Your intro to forex: You’re welcome.

Interested in the foreign exchange market? You’re not alone. Investing and trading in this manner is highly attractive for those who have the means and are looking for a reward worth their while. However, as with any kind of trading, there are risks involved, which makes the practice potentially complex. Don’t worry – once you get past the jargon, it all becomes a little bit easier to process.

“Forex” is just another one of those words which seem unapproachable at first, but in actual fact, it’s really not.

Forex 101

The forex market isn’t dealing in actual printed money. A portmandeau term from “foreign” and “exchange”, forex deals in the buying and trading of various world currencies in a variety of locations worldwide. It’s actually the biggest market in the world, in terms of trading volume. According to Investopedia, it deals the equivalent of trillions of US dollars per day.

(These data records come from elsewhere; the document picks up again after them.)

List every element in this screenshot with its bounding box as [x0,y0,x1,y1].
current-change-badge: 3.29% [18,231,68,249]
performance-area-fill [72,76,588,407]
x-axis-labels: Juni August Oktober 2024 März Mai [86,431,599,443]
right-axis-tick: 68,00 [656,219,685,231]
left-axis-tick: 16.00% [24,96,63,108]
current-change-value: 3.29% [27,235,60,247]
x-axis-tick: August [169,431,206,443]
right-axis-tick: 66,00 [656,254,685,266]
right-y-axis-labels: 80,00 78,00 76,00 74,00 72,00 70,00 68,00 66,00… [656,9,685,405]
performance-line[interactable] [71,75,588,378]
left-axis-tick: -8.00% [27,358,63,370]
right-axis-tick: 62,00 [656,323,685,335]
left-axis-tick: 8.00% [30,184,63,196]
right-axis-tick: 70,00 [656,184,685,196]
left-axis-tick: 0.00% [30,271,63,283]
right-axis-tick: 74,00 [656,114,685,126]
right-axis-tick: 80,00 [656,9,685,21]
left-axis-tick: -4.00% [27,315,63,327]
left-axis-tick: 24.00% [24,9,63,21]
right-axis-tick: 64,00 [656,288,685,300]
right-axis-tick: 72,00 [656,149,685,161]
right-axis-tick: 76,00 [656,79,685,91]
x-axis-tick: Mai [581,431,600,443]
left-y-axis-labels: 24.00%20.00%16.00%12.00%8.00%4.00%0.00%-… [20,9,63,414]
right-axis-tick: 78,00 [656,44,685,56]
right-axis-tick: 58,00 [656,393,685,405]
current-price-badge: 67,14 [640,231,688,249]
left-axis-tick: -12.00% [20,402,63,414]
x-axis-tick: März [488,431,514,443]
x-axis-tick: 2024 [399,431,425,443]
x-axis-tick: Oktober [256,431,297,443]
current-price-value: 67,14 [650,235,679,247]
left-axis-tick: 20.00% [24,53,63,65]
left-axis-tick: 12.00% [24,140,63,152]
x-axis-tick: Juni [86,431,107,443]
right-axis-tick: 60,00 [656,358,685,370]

While the banks are the major players in this world, the “game” can be played by normal people. Forex traders deal in buying currencies at times when they estimate are best and selling them when rates change to make a profit. By making note of the trends and staying on top of the market, you can achieve some success in this kind of trading. Of course, ll kinds of things affect the market, from politics to economic factors.

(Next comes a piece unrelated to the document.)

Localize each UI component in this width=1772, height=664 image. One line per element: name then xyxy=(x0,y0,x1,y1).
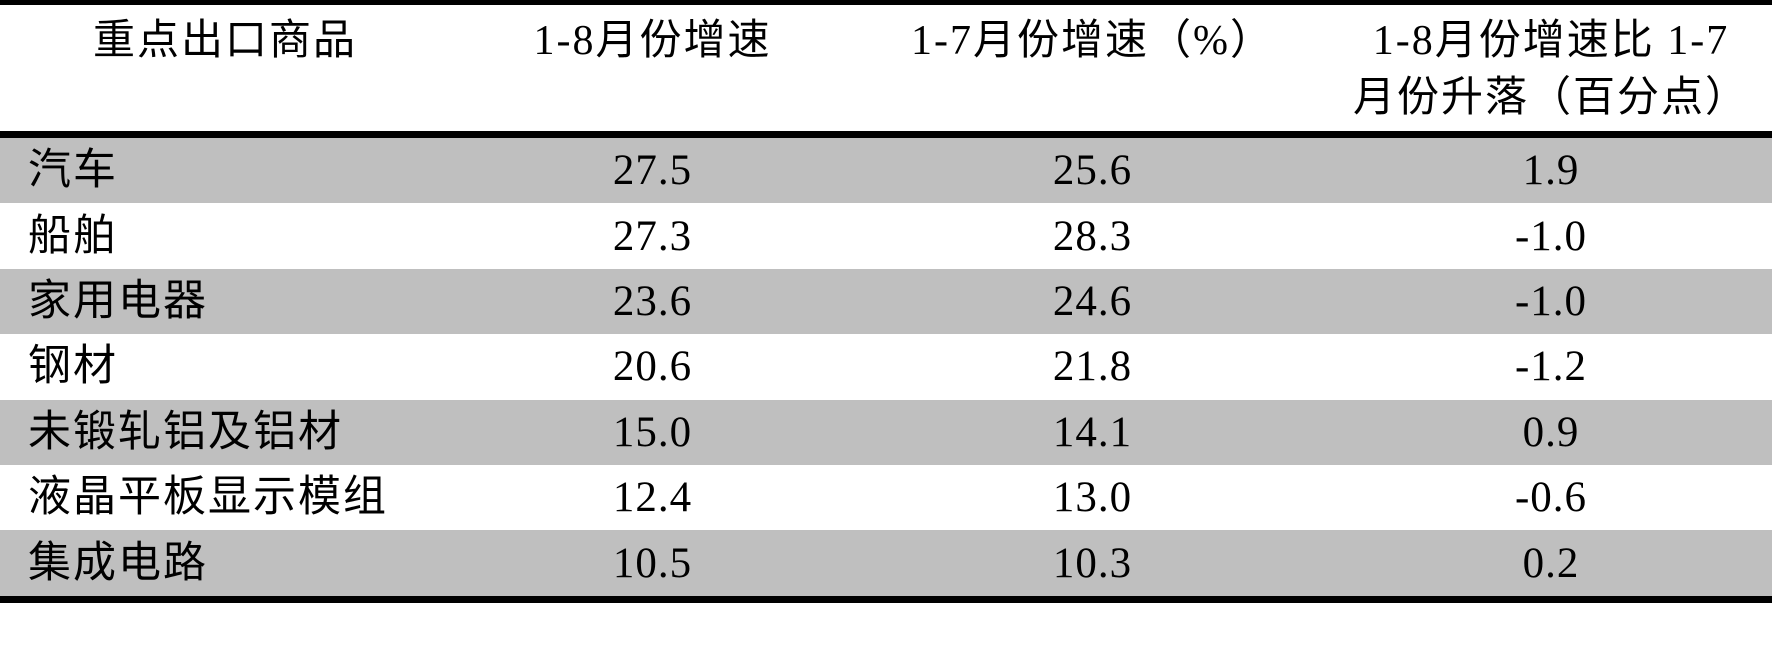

Forex operates on a 24-hour basis, with four markets staggered in start time. Sydney opens first, then Tokyo, London, and finally New York.

And In Real Terms?

Let’s break it down with an example. In 2015, you would receive around $500 USD in exchange for £300 GBP. Today, it’s closer to $387. This is a drastic difference over time, affected by everything from Brexit to the recent US election. Just look at how the pound sterling crashed when the shock results of the British Brexit referendum came in; in fact, it reached a 31-year low.

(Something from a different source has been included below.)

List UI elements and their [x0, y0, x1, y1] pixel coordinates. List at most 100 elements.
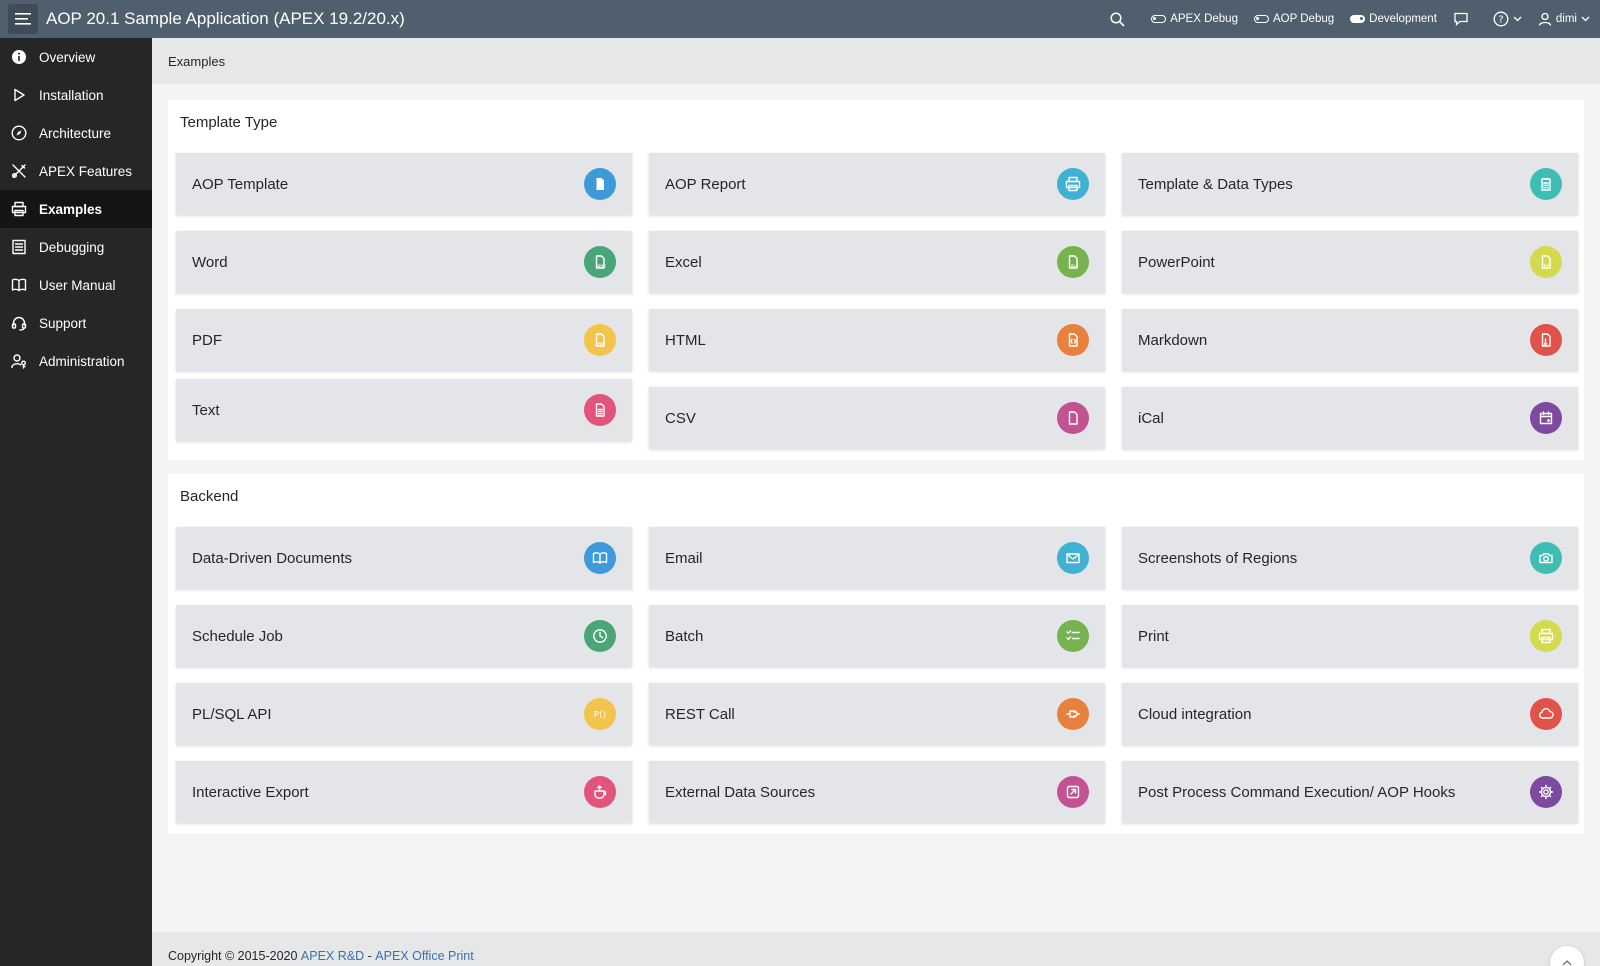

This highlights the difference in value of various currencies, albeit on a drastic scale. Changes are often far smaller; and it’s important for those involved to be aware of the smallest changes, as over time they can reap big rewards. Our example shows that selling USD in exchange for GBP would be more profitable now than two years ago, but by the time you read this, the rates may have again changed. This shows the market isn’t fixed and can go up or down at any time.

Getting involved

If you are interested in trying your hand in the forex market, you will first want to educate yourself on its intricacies. The first step is to set up your account and get ready to trade. In fact, there are many different websites and forex trading platforms, so you may want to do some research in terms of who to sign up with. Some offer no-deposit bonuses as an incentive to get potential users to try their services. This works similarly to the no-deposit bonuses sometimes found on online betting sites. A forex-specific explanation of no-deposit bonuses and comparison of websites that offer it can be found here. You should also take the time to read detailed information regarding setting up your account, verifying your information, and the stages in between before you can start trading.

Learning how to buy low and sell high can be difficult for any trader, but sometimes it’s as simple as watching the news and realising potential outcomes and influences of important political decisions. Currency can be highly volatile and subject to crashes when world events affect it. Intuition also helps, too. As with everything, experience will improve your skill, but anyone with the time to do their research in economics has the potential to learn the basics.